Dagster Integration:
Dagster + GCP GCS

Integrate with GCP GCS.

About this integration

This integration allows you to interact with Google Cloud Storage (GCS) using Dagster. It provides resources, IO managers, and utilities to manage and store data in GCS, making it easier to integrate GCS into your data pipelines.

Installation

pip install dagster-gcp

Examples


import pandas as pd
from dagster import Definitions, asset
from dagster_gcp.gcs import GCSResource


@asset
def my_gcs_asset(gcs: GCSResource):
    df = pd.DataFrame({"column1": [1, 2, 3], "column2": ["A", "B", "C"]})

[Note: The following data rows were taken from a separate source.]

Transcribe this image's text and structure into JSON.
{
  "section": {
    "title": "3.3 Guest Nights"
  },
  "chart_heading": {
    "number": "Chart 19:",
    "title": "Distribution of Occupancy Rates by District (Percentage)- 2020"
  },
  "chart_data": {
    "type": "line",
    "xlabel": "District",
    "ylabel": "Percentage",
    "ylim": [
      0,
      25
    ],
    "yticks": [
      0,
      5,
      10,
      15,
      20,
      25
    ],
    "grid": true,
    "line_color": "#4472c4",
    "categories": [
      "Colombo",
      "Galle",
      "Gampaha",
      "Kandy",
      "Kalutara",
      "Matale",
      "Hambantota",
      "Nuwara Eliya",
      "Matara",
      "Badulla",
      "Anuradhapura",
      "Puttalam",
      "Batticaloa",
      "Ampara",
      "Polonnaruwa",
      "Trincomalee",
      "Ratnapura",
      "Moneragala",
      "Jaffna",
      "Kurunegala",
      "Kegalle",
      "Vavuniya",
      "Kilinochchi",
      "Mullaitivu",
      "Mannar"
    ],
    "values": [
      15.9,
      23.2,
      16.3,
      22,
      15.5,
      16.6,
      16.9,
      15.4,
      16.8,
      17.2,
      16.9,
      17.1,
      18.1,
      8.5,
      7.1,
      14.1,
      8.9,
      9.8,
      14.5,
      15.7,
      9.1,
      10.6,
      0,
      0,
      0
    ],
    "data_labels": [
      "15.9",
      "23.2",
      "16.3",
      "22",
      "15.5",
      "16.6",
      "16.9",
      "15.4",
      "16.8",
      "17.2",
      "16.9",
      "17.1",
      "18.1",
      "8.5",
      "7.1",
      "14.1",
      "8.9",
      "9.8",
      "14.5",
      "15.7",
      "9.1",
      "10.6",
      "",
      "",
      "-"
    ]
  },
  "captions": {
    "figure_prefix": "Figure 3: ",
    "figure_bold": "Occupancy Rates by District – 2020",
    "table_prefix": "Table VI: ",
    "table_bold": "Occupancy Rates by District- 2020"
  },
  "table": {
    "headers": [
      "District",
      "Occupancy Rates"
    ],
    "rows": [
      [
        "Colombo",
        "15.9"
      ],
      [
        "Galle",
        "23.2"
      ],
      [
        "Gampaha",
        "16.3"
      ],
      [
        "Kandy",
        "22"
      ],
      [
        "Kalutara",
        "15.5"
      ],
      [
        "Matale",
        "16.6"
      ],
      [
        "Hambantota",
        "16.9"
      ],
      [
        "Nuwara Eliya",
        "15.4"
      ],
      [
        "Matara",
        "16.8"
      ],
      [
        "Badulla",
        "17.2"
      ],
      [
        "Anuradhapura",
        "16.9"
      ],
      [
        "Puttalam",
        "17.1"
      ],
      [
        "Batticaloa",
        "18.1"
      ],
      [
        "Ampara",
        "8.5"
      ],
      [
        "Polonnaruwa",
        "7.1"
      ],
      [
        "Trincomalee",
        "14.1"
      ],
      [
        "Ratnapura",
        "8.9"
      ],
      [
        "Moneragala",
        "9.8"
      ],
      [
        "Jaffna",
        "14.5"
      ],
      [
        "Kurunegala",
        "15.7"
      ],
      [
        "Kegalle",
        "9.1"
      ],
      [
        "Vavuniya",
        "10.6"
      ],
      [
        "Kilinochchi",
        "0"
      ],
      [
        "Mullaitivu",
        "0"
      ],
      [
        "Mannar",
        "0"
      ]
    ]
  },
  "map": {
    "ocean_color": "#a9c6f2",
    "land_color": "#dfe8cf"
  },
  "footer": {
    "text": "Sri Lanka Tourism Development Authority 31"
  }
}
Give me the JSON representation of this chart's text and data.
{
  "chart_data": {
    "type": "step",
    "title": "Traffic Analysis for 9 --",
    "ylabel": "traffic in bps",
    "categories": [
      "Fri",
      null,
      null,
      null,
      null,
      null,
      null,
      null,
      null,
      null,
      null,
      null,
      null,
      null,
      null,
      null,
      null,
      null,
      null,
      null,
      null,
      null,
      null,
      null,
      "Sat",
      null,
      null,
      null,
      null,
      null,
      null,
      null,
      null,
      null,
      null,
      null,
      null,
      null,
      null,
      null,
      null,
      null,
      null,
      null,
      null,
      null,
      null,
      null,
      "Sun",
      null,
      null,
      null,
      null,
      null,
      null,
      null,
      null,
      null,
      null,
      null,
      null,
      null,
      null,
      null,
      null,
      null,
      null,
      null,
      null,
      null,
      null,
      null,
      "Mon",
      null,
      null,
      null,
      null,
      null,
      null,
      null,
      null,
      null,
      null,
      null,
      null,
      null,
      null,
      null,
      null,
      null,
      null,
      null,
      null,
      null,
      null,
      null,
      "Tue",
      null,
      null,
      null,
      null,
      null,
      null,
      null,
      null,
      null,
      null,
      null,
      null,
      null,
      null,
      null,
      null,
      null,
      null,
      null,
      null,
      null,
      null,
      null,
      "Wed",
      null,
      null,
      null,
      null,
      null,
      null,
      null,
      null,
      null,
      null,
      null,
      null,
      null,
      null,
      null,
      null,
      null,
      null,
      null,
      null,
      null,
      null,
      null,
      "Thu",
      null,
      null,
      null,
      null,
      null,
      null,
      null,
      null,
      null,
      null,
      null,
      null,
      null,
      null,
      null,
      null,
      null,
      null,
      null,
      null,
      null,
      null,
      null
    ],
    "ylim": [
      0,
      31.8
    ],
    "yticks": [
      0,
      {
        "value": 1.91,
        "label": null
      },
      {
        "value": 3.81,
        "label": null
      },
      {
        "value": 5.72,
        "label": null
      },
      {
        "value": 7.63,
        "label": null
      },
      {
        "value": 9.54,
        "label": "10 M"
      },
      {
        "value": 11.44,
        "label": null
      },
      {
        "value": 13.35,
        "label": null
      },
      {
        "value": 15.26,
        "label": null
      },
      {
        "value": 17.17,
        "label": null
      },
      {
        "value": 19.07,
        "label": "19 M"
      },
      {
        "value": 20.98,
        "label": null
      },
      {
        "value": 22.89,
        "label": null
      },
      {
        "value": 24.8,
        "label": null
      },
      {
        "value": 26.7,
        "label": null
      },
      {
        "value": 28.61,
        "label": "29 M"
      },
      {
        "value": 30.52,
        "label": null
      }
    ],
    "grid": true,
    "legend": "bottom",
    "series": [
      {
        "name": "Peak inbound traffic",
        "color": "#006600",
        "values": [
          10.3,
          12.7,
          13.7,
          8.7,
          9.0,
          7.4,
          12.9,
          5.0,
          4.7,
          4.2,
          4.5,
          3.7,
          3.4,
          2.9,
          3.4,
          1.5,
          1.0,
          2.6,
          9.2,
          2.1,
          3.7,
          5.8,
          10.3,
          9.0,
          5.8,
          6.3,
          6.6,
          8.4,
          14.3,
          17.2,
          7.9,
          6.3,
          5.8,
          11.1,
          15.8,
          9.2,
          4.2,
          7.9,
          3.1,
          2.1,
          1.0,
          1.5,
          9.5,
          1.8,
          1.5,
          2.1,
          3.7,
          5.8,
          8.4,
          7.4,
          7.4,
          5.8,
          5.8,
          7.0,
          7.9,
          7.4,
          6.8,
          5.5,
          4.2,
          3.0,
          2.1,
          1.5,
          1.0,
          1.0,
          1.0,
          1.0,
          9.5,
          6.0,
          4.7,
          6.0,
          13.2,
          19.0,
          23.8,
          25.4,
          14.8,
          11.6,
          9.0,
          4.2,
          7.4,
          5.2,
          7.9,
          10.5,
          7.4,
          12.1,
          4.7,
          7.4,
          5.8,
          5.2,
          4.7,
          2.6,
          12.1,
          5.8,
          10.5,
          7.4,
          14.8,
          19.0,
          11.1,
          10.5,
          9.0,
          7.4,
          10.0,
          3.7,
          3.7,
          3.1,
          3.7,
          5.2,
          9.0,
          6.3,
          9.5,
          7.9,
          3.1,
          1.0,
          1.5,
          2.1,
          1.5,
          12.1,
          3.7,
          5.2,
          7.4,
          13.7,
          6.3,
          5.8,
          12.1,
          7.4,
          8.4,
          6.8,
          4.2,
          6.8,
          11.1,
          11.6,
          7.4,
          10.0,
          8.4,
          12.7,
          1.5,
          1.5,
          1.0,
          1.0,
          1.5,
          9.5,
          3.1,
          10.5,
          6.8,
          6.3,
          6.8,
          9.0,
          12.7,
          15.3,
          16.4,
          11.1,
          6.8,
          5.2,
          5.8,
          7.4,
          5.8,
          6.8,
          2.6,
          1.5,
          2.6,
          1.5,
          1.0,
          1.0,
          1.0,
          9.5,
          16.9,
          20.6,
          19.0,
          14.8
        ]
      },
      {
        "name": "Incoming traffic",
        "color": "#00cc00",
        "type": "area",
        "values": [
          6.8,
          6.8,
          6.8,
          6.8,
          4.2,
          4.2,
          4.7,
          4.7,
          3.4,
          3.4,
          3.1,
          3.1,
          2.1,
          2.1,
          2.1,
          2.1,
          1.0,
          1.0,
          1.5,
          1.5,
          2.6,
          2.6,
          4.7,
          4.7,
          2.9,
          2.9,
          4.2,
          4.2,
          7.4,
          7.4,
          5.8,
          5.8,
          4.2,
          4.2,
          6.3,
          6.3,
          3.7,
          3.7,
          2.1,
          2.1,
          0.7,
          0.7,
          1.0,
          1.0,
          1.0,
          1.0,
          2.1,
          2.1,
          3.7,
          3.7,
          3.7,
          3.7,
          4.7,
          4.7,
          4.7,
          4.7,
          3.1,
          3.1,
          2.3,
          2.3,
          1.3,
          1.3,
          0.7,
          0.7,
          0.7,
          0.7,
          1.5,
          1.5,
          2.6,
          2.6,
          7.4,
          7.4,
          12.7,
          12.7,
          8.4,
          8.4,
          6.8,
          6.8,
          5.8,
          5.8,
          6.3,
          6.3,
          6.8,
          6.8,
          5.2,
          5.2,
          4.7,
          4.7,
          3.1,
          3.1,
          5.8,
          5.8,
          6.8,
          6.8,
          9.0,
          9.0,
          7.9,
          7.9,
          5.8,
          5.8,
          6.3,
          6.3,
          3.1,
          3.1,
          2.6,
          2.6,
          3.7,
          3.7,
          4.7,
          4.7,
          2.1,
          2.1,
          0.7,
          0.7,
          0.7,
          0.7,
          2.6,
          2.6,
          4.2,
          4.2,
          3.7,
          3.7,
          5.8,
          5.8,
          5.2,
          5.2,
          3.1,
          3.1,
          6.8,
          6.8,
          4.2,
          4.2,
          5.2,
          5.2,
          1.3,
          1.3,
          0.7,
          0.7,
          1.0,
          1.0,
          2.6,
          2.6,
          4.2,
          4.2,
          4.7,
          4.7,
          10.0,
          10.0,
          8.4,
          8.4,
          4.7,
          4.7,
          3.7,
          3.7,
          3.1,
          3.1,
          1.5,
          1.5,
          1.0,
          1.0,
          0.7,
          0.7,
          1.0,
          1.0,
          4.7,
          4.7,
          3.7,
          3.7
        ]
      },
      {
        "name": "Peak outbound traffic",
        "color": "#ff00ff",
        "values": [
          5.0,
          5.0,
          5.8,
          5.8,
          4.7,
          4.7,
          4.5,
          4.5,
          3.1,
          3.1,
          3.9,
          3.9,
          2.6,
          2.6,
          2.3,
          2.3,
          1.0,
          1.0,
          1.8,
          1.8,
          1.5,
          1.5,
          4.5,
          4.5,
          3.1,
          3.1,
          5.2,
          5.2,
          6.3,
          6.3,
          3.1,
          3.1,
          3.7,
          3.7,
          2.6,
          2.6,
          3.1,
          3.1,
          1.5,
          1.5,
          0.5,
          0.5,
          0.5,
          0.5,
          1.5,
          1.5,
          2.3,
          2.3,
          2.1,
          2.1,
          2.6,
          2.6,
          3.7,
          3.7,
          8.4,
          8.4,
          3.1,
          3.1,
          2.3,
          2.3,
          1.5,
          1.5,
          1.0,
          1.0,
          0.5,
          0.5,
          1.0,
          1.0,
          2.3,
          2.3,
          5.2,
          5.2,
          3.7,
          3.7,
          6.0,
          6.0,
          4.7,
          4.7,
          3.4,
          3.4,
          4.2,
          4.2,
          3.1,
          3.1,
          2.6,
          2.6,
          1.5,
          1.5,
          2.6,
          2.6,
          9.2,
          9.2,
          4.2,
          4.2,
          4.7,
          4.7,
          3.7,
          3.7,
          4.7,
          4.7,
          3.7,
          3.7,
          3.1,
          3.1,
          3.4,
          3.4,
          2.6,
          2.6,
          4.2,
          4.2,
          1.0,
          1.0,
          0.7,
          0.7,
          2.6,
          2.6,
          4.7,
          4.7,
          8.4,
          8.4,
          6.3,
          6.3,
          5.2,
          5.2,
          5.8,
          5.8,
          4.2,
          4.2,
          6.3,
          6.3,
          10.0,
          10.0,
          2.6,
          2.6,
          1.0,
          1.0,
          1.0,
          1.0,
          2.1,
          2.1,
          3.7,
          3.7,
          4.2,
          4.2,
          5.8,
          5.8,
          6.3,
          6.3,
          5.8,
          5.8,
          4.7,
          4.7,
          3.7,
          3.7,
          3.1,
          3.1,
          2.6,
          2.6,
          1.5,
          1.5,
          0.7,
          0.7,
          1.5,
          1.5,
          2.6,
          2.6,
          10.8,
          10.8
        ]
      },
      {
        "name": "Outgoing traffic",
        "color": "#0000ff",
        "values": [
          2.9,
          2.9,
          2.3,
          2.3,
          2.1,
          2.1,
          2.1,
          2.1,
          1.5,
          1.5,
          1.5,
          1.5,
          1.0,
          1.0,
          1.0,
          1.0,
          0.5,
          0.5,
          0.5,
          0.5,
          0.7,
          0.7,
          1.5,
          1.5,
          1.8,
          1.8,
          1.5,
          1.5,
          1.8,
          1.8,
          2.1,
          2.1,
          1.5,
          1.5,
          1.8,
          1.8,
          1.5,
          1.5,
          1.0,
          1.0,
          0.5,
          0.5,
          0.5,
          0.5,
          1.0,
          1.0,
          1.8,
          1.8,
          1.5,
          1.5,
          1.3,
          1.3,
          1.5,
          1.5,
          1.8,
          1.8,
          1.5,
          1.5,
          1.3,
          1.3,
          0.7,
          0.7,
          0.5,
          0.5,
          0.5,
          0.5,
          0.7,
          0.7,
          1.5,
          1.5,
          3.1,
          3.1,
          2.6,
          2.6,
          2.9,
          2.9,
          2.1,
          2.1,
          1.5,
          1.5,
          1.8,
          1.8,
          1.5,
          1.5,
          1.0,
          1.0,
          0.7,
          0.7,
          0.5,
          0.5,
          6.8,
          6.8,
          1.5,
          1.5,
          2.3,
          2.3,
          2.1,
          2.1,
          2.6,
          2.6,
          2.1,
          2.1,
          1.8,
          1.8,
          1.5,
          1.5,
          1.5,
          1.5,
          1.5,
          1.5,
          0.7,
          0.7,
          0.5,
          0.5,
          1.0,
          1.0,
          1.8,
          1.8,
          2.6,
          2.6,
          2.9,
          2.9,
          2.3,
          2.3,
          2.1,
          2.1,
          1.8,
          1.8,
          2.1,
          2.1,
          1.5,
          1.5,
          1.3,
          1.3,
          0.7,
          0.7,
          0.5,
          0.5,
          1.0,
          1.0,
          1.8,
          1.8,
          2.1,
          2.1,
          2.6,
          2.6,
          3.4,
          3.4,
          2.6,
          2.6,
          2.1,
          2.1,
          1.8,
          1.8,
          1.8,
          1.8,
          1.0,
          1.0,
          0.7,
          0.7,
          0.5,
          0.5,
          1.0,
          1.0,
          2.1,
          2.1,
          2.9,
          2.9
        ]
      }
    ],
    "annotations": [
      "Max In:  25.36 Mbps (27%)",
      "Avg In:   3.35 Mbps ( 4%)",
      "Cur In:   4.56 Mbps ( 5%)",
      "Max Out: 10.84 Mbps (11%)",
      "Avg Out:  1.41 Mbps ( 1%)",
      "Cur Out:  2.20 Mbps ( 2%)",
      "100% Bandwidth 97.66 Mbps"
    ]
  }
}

    csv_data = df.to_csv(index=False)

    gcs_client = gcs.get_client()

    bucket = gcs_client.bucket("my-cool-bucket")
    blob = bucket.blob("path/to/my_dataframe.csv")
    blob.upload_from_string(csv_data)


defs = Definitions(
    assets=[my_gcs_asset],
    resources={"gcs": GCSResource(project="my-gcp-project")},
)

About Google Cloud Platform GCS

Google Cloud Storage (GCS), is a scalable and secure object storage service. GCS is designed for storing and accessing any amount of data at any time, making it ideal for data science, AI infrastructure, and frameworks for ML like AutoML. With this integration, you can leverage GCS for efficient data storage and retrieval within your Dagster pipelines.